= Grand Prix of Boston =

The Grand Prix of Boston was a proposed IndyCar Series race scheduled to be first held on September 4, 2016. The race was to have taken place on a 2.25 mile route along the South Boston Seaport.

==Plans==
In May 2015, IndyCar announced a new race in Boston that would be run on Labor Day weekend each year starting in 2016 until 2020. In April 2016, the city of Boston, Massachusetts Department of Transportation, Massachusetts Bay Transportation Authority, and the Massachusetts Convention Center Authority had reached an agreement with Indycar to allow the race to move forward. In November 2015, Boston Mayor Marty Walsh and IndyCar signed an agreement to host the event. The administration of Massachusetts governor Charlie Baker was also involved in the race preparation as the race circuit at the South Boston Seaport would have included parcels of land owned by the state of Massachusetts. The event would have been the first IndyCar race to take place in Boston.
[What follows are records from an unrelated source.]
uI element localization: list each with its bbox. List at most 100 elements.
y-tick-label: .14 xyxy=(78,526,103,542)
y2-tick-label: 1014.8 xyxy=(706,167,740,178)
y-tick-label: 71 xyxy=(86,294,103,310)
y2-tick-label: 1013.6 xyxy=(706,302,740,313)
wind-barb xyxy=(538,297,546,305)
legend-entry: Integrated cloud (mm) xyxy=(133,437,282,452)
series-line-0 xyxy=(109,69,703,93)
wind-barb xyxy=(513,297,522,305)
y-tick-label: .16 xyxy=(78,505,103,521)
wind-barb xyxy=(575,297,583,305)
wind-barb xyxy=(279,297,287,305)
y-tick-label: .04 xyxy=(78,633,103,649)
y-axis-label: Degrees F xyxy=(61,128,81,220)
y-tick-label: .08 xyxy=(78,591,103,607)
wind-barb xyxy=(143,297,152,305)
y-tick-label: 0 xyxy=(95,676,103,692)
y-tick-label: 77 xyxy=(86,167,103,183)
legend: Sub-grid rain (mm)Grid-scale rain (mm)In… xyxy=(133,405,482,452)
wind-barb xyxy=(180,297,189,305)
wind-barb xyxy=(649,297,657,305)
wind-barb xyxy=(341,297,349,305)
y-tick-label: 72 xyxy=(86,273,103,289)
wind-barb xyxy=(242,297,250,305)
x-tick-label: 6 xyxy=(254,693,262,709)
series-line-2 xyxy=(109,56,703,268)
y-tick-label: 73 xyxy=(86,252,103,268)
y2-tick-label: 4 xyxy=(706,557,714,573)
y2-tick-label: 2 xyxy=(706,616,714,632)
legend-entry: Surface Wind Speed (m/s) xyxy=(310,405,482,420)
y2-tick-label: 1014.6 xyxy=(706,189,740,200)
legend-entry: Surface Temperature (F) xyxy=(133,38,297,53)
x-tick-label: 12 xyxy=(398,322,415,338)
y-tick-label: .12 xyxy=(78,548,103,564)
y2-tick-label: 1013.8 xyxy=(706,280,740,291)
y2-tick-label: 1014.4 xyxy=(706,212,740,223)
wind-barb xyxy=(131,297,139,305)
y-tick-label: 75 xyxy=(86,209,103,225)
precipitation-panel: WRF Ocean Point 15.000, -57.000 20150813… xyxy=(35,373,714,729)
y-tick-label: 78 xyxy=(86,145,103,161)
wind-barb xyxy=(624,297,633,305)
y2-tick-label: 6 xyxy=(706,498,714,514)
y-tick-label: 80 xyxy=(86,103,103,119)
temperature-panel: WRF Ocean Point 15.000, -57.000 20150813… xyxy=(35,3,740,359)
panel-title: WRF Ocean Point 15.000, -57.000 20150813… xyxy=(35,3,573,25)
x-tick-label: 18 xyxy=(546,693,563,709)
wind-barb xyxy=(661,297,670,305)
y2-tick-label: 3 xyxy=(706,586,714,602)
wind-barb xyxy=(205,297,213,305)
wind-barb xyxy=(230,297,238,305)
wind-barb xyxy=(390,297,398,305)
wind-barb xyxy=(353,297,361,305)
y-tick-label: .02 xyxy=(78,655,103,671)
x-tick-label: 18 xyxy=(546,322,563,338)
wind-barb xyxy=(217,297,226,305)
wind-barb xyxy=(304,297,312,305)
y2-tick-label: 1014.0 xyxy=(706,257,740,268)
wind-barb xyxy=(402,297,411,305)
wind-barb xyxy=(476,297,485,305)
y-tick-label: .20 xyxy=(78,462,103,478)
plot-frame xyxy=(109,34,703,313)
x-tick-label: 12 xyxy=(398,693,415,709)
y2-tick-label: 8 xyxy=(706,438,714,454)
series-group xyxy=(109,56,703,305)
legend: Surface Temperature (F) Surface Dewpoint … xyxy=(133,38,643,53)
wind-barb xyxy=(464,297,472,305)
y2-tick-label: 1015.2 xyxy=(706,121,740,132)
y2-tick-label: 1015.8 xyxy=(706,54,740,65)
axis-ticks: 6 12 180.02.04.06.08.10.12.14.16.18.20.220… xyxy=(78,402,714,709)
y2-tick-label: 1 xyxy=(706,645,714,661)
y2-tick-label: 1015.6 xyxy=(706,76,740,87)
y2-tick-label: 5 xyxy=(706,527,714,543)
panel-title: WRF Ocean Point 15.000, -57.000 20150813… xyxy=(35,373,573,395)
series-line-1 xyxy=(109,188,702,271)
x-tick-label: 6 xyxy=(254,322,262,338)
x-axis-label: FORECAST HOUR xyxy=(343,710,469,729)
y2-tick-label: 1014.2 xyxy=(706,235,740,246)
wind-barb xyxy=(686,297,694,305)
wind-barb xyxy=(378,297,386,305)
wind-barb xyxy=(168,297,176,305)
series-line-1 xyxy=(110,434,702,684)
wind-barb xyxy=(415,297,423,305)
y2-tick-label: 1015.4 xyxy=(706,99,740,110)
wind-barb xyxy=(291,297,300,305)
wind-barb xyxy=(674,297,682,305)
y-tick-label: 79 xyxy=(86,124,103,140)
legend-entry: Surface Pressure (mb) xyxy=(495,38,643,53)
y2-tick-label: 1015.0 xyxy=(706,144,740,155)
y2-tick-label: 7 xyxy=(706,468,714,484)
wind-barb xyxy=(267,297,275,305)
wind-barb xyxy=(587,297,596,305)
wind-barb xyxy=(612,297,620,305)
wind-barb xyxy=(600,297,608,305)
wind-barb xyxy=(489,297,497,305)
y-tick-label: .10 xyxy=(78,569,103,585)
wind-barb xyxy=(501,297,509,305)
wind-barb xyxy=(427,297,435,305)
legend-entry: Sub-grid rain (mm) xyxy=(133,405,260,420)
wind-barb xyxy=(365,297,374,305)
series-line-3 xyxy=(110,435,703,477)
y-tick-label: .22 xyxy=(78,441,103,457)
The race was scheduled to take place on Labor Day weekend in September 2016. Alongside the IndyCar Series, it was also scheduled to including races by the Indy Lights, Stadium Super Trucks, and IMSA Super Trofeo series.

==Cancelation==
The event faced local opposition, including from residents of nearby neighborhoods who expressed concerns over impacts such as noise and additional traffic.

In May 2016 Indycar abruptly cancelled the event, It was first decided that IndyCar would not use the South Boston Seaport (with consideration initially given to moving the event to another Boston-area location), before plans for the race were cancelled altogether. John Casey (the president of the Grand Prix of Boston's corporate board) blamed the cancellation on demands made by Walsh's mayoral administration, which he characterized as unreasonable. Both Walsh and the spokesperson for IndyCar later expressed an openness to hosting a race in Boston sometime in the future.

The event was replaced on the 2016 IndyCar Series schedule by a race at Watkins Glen.

After the cancellation, the CEO of the Boston Grand Prix, Casey appeared in U.S. Bankruptcy Court to account for the project's funds. In 2021, Casey, who had also served as chief financial officer of the Boston Grand Prix, pleaded guilty to multiple counts of wire fraud, aggravated identity theft, money laundering, and filing false tax returns.